27 De volgende ochtend ging Abraham al vroeg naar de plaats waar hij met de Heer had gesproken. 28 Hij keek in de richting van de vlakte waar Sodom en Gomorra lagen. Hij zag dat er rook van de aarde opsteeg, als de rook van een oven.

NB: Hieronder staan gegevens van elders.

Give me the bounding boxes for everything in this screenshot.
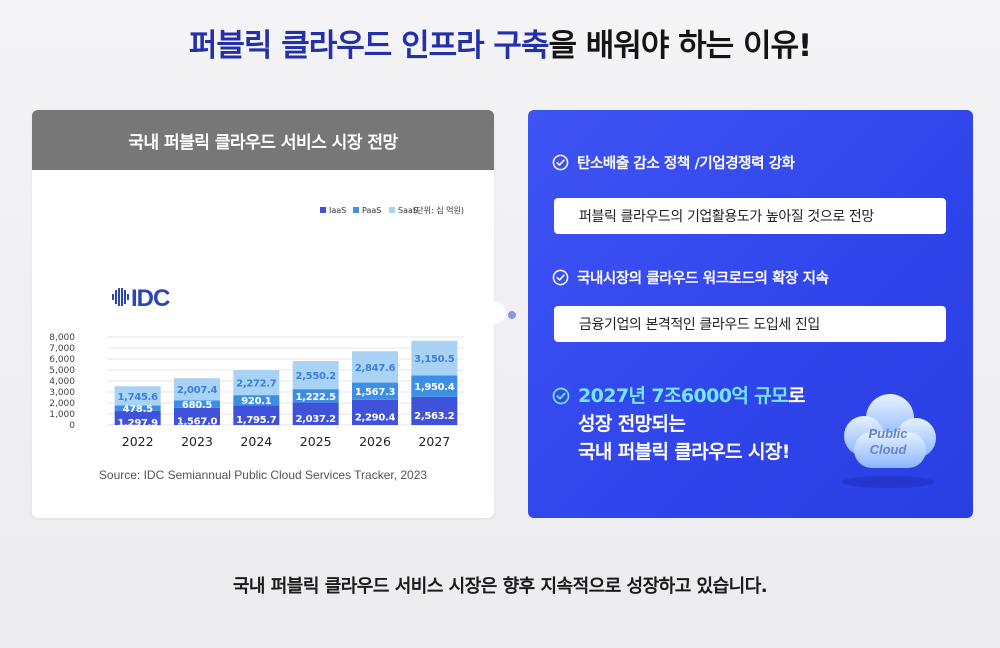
bar-iaas-2026 [352, 399, 398, 425]
bar-saas-2023 [174, 378, 220, 401]
data-label: 2,290.4 [355, 412, 396, 423]
check-circle-icon [552, 154, 569, 171]
callout-line-3: 국내 퍼블릭 클라우드 시장! [578, 441, 790, 463]
reasons-panel: 탄소배출 감소 정책 /기업경쟁력 강화 퍼블릭 클라우드의 기업활용도가 높아… [528, 110, 973, 518]
bar-iaas-2022 [114, 410, 161, 425]
legend-swatch [389, 207, 395, 213]
bar-iaas-2024 [233, 405, 280, 425]
bar-iaas-2025 [292, 402, 339, 425]
market-size-callout: 2027년 7조6000억 규모 로 성장 전망되는 국내 퍼블릭 클라우드 시장… [552, 382, 806, 466]
x-tick-label: 2024 [240, 434, 272, 449]
check-circle-icon [552, 269, 569, 286]
legend-swatch [353, 207, 359, 213]
data-label: 2,563.2 [414, 411, 455, 422]
idc-logo-text: IDC [131, 285, 170, 312]
reason-1: 탄소배출 감소 정책 /기업경쟁력 강화 [552, 152, 795, 173]
data-label: 3,150.5 [414, 354, 455, 365]
data-label: 680.5 [182, 400, 212, 411]
y-tick-label: 3,000 [49, 388, 75, 398]
cloud-text-line2: Cloud [870, 442, 908, 457]
data-label: 1,297.9 [118, 418, 159, 429]
reason-2-pill: 금융기업의 본격적인 클라우드 도입세 진입 [554, 306, 946, 342]
y-tick-label: 0 [69, 421, 75, 431]
x-tick-label: 2027 [418, 434, 450, 449]
page-headline: 퍼블릭 클라우드 인프라 구축을 배워야 하는 이유! [0, 20, 1000, 65]
y-tick-label: 4,000 [49, 377, 75, 387]
bar-paas-2022 [114, 405, 161, 411]
cloud-text-line1: Public [868, 426, 908, 441]
bar-paas-2025 [292, 389, 339, 403]
data-label: 2,272.7 [236, 379, 277, 390]
y-tick-label: 1,000 [49, 410, 75, 420]
connector-dot [508, 311, 516, 319]
x-tick-label: 2022 [122, 434, 154, 449]
data-label: 2,847.6 [355, 363, 396, 374]
reason-2-text: 국내시장의 클라우드 워크로드의 확장 지속 [577, 271, 829, 287]
data-label: 1,795.7 [236, 415, 277, 426]
legend-label: PaaS [362, 206, 381, 215]
idc-globe-icon [112, 288, 129, 306]
market-chart: IDC 01,0002,0003,0004,0005,0006,0007,000… [49, 205, 464, 449]
callout-line-2: 성장 전망되는 [578, 413, 686, 435]
data-label: 1,222.5 [296, 392, 337, 403]
y-tick-label: 6,000 [49, 355, 75, 365]
y-tick-label: 5,000 [49, 366, 75, 376]
data-label: 2,550.2 [296, 371, 337, 382]
x-tick-label: 2025 [300, 434, 332, 449]
bar-paas-2026 [352, 382, 398, 400]
data-label: 1,567.0 [177, 416, 218, 427]
chart-header: 국내 퍼블릭 클라우드 서비스 시장 전망 [32, 110, 494, 170]
y-tick-label: 7,000 [49, 344, 75, 354]
connector-circle [484, 302, 506, 324]
reason-2: 국내시장의 클라우드 워크로드의 확장 지속 [552, 267, 829, 288]
market-chart-card: 국내 퍼블릭 클라우드 서비스 시장 전망 IDC 0 1,000 2,000 3,0… [32, 110, 494, 518]
legend-label: IaaS [329, 206, 346, 215]
callout-suffix: 로 [788, 385, 805, 407]
unit-label: (단위: 십 억원) [413, 205, 464, 215]
data-label: 478.5 [123, 404, 153, 415]
data-label: 1,950.4 [414, 382, 455, 393]
headline-highlight: 퍼블릭 클라우드 인프라 구축 [188, 28, 550, 64]
data-label: 1,745.6 [118, 392, 159, 403]
bar-saas-2025 [292, 361, 339, 390]
reason-1-text: 탄소배출 감소 정책 /기업경쟁력 강화 [577, 156, 795, 172]
bar-saas-2024 [233, 370, 280, 396]
headline-rest: 을 배워야 하는 이유! [548, 28, 812, 64]
bar-iaas-2023 [174, 407, 220, 425]
x-tick-label: 2026 [359, 434, 391, 449]
footer-statement: 국내 퍼블릭 클라우드 서비스 시장은 향후 지속적으로 성장하고 있습니다. [232, 576, 768, 597]
cloud-icon: Public Cloud [842, 394, 936, 488]
legend-label: SaaS [398, 206, 418, 215]
x-tick-label: 2023 [181, 434, 213, 449]
idc-logo: IDC [112, 285, 171, 312]
data-label: 1,567.3 [355, 387, 396, 398]
bar-paas-2024 [233, 395, 280, 406]
bar-paas-2023 [174, 400, 220, 408]
bar-iaas-2027 [411, 396, 458, 425]
data-label: 920.1 [241, 396, 271, 407]
bar-paas-2027 [411, 375, 458, 397]
y-tick-label: 8,000 [49, 333, 75, 343]
callout-highlight: 2027년 7조6000억 규모 [578, 385, 789, 407]
check-circle-icon [552, 387, 570, 405]
reason-1-pill: 퍼블릭 클라우드의 기업활용도가 높아질 것으로 전망 [554, 198, 946, 234]
bar-saas-2026 [352, 351, 398, 383]
data-label: 2,007.4 [177, 385, 218, 396]
y-tick-label: 2,000 [49, 399, 75, 409]
data-label: 2,037.2 [296, 414, 337, 425]
bar-saas-2027 [411, 340, 458, 376]
source-note: Source: IDC Semiannual Public Cloud Serv… [98, 468, 428, 482]
legend-swatch [320, 207, 326, 213]
bar-saas-2022 [114, 386, 161, 406]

29 Toen God de steden in de vlakte verwoestte, was God niet vergeten wat Hij Abraham had beloofd. Hij dacht aan wat Abraham Hem had gevraagd. Daarom redde Hij Lot toen Hij de steden omkeerde waarin Lot had gewoond.

De dochters van Lot

30 Lot durfde niet in Zoar te blijven. Hij ging met zijn twee dochters in een grot in de bergen wonen. 31 De oudste dochter zei tegen de jongste dochter: "Onze vader is al oud en er is hier nergens een man om mee te trouwen, zoals dat hoort. 32 Laten we onze vader zoveel wijn te drinken geven dat hij dronken wordt, en dan met hem naar bed gaan. Dan zullen we door hem toch kinderen krijgen en zal de familie van onze vader blijven bestaan." 33 Die avond gaven ze hun vader veel wijn te drinken, zodat hij dronken werd. En de oudste dochter ging bij haar vader liggen en ging later weer weg. Lot wist er later niets van. 34 De volgende morgen zei de oudste dochter tegen de jongste: "Ik ben gisteren met mijn vader naar bed geweest. We zullen hem ook deze avond veel wijn te drinken geven. Dan ga jij met hem naar bed. Dan zullen we door onze vader kinderen krijgen en zal de familie van onze vader blijven bestaan." 35 Zo gaven ze hun vader ook die avond veel wijn te drinken, zodat hij dronken werd. Nu ging de jongste dochter bij haar vader liggen en ging later weer weg. En Lot wist er later niets van. 36 En de twee dochters raakten in verwachting van hun vader. 37 De oudste dochter kreeg een zoon, die ze Moab (= 'van een vader') noemde. Hij is de voorvader van de Moabieten. 38 Ook de jongste dochter kreeg een zoon, die ze Ben-Ammi (= 'zoon van mijn volk') noemde. Hij is de voorvader van de Ammonieten.

Footnotes

  1. Genesis 19:8 In die tijd was het de plicht van een gastheer om zijn gasten tot elke prijs te beschermen. Hij was er verantwoordelijk voor dat hun niets zou gebeuren. Lot was zelfs bereid zijn dochters daarvoor op te offeren.